Yes, the die-hard Dodger fan will readily fire up his debit card to cover the impending $200 tab. But the team's broadcasts average just 100,000 viewers. That means the remaining 5.6 million L.A. households with cable must be convinced to pay the same to catch such searing drama as Vanderpump Rules and Confessions: Animal Hoarding.

One needn't be an economist to know this won't turn out well.

Baseball Is Introduced to Reality

Baseball may be sick, but the prognosis isn't terminal. Average per-game attendance was 31,000 last year, not far below pre-recession days. Better still, polling shows that Latinos, the country's fastest-growing demographic, are also the game's biggest fans.

Posnanski notes that teams have agreed to share Internet revenues, meaning there may come a day when the Pirates and the Royals won't have reserved seats at the kids' table come playoff time.

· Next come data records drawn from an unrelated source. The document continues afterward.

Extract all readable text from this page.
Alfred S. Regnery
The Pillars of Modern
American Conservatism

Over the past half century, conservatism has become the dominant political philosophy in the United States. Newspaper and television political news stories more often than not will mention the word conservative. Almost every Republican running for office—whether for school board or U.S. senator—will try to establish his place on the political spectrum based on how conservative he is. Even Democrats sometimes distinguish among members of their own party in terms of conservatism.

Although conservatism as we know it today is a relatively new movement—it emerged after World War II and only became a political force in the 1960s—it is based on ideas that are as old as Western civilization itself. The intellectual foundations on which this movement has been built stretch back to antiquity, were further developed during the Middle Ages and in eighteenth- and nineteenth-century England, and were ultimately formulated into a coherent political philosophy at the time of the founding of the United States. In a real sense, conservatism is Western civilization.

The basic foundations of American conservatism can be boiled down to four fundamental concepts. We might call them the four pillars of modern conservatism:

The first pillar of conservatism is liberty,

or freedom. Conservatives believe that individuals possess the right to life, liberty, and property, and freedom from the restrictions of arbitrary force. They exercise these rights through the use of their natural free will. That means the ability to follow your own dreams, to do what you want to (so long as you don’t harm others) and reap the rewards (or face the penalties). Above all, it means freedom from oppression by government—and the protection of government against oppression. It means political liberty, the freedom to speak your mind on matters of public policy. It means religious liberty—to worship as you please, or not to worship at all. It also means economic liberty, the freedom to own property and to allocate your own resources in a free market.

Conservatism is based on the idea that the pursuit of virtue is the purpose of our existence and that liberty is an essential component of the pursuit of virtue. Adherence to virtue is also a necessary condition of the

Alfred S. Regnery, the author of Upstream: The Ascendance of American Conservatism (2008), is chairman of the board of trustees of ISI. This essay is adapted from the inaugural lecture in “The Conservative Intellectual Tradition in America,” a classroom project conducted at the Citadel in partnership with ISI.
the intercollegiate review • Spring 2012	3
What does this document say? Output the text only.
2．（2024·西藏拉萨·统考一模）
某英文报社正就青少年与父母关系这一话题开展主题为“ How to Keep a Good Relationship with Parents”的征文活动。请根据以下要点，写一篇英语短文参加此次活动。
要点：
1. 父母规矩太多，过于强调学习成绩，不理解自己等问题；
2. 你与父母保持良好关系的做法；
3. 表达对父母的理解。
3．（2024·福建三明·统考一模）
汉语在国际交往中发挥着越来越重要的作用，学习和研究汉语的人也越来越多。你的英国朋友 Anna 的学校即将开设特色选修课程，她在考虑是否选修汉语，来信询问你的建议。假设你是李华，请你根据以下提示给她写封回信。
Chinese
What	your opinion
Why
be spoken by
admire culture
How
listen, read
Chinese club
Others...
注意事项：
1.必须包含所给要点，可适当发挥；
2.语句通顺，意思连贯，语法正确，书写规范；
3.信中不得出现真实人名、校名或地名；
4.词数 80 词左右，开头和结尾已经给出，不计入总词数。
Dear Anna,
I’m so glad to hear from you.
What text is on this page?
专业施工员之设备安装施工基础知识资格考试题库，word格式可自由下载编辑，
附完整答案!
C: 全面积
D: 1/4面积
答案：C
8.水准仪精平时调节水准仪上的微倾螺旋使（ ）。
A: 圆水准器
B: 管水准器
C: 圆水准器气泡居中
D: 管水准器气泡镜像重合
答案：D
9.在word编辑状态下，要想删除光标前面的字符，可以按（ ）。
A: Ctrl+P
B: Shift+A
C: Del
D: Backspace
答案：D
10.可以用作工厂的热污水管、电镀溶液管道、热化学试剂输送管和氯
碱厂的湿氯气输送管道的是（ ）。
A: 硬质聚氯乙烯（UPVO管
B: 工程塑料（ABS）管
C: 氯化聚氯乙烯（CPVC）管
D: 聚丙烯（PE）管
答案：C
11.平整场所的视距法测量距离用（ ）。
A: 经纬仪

Yet it's more likely that consumers and the cable industry will force baseball to confront its decaying foundation. And if they're successful, the cost to true fans will rocket.

Companies like Time Warner Cable have begun to use their own market power to fight back, offering cheaper, mostly sports-free deals for those tired of paying for games they don't watch. Time Warner's TV Essentials package comes in at less than $50, says spokeswoman Maureen Huff, and is "designed for people who are just kind of feeling the economy." Most telling: It doesn't include ESPN or other sports channels.

Cablevision is the biggest threat looming off baseball's stern. Earlier this month, the New York provider filed a federal anti-trust suit against Viacom, claiming that in order to carry Comedy Central and VH1, it was forced to buy channels like Logo and Palladia as well. According to the suit, Cablevision could always reject these demands. But Viacom wanted a $1 billion penalty in exchange for any exercise in free will.

If the court rules against Viacom, cable and satellite may finally be able to offer packages to suit any price or taste. Baseball's welfare payments from non-fans will corrode. And with an audience in decline, remaining subscribers will be forced to spend that much more to compensate. Suddenly, that $200 bill could look like a going-out-of-business sale.

A dying game will be introduced to Economics 101. It won't be a pleasant encounter.